Noone examines some of the theological debates around war and conscription issues, including the notions of just war, social sin, the Sermon on the Mount and liberation theology.
The book is organised very clearly and well documented, making it a good reference tool. The US war against Vietnam is divided into five periods. Each period is examined from an overall perspective, then through the (systematically exposed) arguments of the pro-war leaders and thirdly through the activities of Melbourne Catholics in the antiwar movement.
As a short general history of the war, this book will also serve well, particularly the introductory chapter to each period. There are excellent dissections of the arguments of the pro-war leaders, in the US and Australian governments, and among the Catholic hierarchy, from bishops and the National Civic Council to the pope. On the peace movement, Noone provides a very useful cross-section of the breadth of its activity.

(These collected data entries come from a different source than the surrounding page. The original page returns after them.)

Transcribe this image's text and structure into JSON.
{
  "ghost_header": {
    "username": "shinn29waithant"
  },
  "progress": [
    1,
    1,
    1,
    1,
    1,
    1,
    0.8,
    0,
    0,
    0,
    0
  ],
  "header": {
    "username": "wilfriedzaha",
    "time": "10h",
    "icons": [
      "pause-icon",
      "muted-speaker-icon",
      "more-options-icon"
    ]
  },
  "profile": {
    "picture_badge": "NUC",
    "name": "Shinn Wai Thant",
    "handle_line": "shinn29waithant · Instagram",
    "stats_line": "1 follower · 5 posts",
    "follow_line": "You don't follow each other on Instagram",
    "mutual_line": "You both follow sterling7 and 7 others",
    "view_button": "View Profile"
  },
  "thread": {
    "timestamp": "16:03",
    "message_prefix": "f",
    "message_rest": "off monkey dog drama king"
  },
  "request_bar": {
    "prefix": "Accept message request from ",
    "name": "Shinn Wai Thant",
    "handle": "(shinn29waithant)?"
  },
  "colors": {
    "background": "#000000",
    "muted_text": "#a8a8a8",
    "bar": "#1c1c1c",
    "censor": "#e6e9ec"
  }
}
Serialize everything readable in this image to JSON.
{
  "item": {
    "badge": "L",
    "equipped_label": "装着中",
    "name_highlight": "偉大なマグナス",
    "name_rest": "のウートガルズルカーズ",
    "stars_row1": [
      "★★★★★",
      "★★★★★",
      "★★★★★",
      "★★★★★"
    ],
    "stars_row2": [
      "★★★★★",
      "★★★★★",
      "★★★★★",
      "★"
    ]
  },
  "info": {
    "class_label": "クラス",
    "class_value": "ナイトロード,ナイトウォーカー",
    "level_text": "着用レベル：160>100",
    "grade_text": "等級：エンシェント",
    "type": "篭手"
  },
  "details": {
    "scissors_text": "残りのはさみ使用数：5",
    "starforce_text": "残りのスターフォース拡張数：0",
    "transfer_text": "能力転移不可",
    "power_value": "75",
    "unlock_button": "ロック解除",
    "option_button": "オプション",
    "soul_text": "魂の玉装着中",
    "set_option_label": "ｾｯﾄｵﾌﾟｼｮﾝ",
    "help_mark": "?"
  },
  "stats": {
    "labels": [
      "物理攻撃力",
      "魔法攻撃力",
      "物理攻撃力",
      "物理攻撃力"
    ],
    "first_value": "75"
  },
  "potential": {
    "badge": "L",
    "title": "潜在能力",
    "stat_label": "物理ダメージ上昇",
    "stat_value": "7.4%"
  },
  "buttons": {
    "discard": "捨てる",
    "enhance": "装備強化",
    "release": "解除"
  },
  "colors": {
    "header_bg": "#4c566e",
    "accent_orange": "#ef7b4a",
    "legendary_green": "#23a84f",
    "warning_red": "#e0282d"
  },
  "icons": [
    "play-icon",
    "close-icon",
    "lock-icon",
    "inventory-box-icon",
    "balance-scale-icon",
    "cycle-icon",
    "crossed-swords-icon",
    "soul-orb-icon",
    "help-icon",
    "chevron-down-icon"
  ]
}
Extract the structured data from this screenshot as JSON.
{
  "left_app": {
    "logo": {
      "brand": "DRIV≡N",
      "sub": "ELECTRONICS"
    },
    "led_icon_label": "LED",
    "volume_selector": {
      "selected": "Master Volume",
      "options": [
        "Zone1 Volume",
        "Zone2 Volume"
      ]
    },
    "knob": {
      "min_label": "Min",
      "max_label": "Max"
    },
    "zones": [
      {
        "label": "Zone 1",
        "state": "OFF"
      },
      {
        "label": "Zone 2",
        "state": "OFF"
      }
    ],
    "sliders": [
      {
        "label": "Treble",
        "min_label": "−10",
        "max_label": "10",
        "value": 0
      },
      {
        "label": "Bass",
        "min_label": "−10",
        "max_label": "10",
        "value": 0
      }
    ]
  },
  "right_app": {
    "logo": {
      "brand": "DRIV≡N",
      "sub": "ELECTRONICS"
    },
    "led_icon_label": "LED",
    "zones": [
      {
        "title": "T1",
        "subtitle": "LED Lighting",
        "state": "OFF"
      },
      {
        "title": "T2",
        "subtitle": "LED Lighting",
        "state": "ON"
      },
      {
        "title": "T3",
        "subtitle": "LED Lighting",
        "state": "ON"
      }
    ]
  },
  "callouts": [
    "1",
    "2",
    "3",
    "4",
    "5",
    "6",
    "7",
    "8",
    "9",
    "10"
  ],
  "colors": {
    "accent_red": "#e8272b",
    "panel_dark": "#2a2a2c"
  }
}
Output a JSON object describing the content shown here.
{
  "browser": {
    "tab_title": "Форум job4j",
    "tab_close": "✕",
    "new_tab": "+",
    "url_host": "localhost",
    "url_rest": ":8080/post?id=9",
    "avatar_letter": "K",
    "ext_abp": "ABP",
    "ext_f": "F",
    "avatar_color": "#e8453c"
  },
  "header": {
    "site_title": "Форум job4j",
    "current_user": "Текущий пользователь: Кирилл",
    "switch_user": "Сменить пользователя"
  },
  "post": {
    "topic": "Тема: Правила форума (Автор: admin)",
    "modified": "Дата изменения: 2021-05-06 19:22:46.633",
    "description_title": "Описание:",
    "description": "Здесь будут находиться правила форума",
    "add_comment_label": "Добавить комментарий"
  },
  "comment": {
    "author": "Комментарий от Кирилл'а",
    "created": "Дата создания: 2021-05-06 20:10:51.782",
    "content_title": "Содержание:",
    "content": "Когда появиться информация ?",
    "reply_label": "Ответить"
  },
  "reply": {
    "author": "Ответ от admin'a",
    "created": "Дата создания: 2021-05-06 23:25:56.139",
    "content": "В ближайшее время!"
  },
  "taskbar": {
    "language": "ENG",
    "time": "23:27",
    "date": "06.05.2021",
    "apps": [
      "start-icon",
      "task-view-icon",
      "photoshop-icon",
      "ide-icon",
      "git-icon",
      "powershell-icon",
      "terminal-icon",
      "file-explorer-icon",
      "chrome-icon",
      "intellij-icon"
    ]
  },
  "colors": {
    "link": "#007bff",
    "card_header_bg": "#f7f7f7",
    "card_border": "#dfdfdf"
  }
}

As the focus of the book is Catholics, rather than the peace movement as a whole, it doesn't do so well as an account of the discussions within the antiwar movement. They are mentioned, but not drawn out. Some participants are for peace in general, others against this particular war, others against conscription, others active in the struggle against imperialism and so on, but their different approaches to arguing for and organising the movement are not considered.
Noone writes that the international moratorium campaign was a success, contributing to the decision to withdraw US and Australian troops from Vietnam, because "VMC's strength lay in mobilising a wide range of ordinary people around clear cut common goals". He agrees with the general thrust of the argument that the war was between US imperialism and the Vietnamese national liberation movement.
The name of the book comes from a US activist who, when arrested for picketing, declared, "I'm not disturbing the peace, I'm disturbing the war!".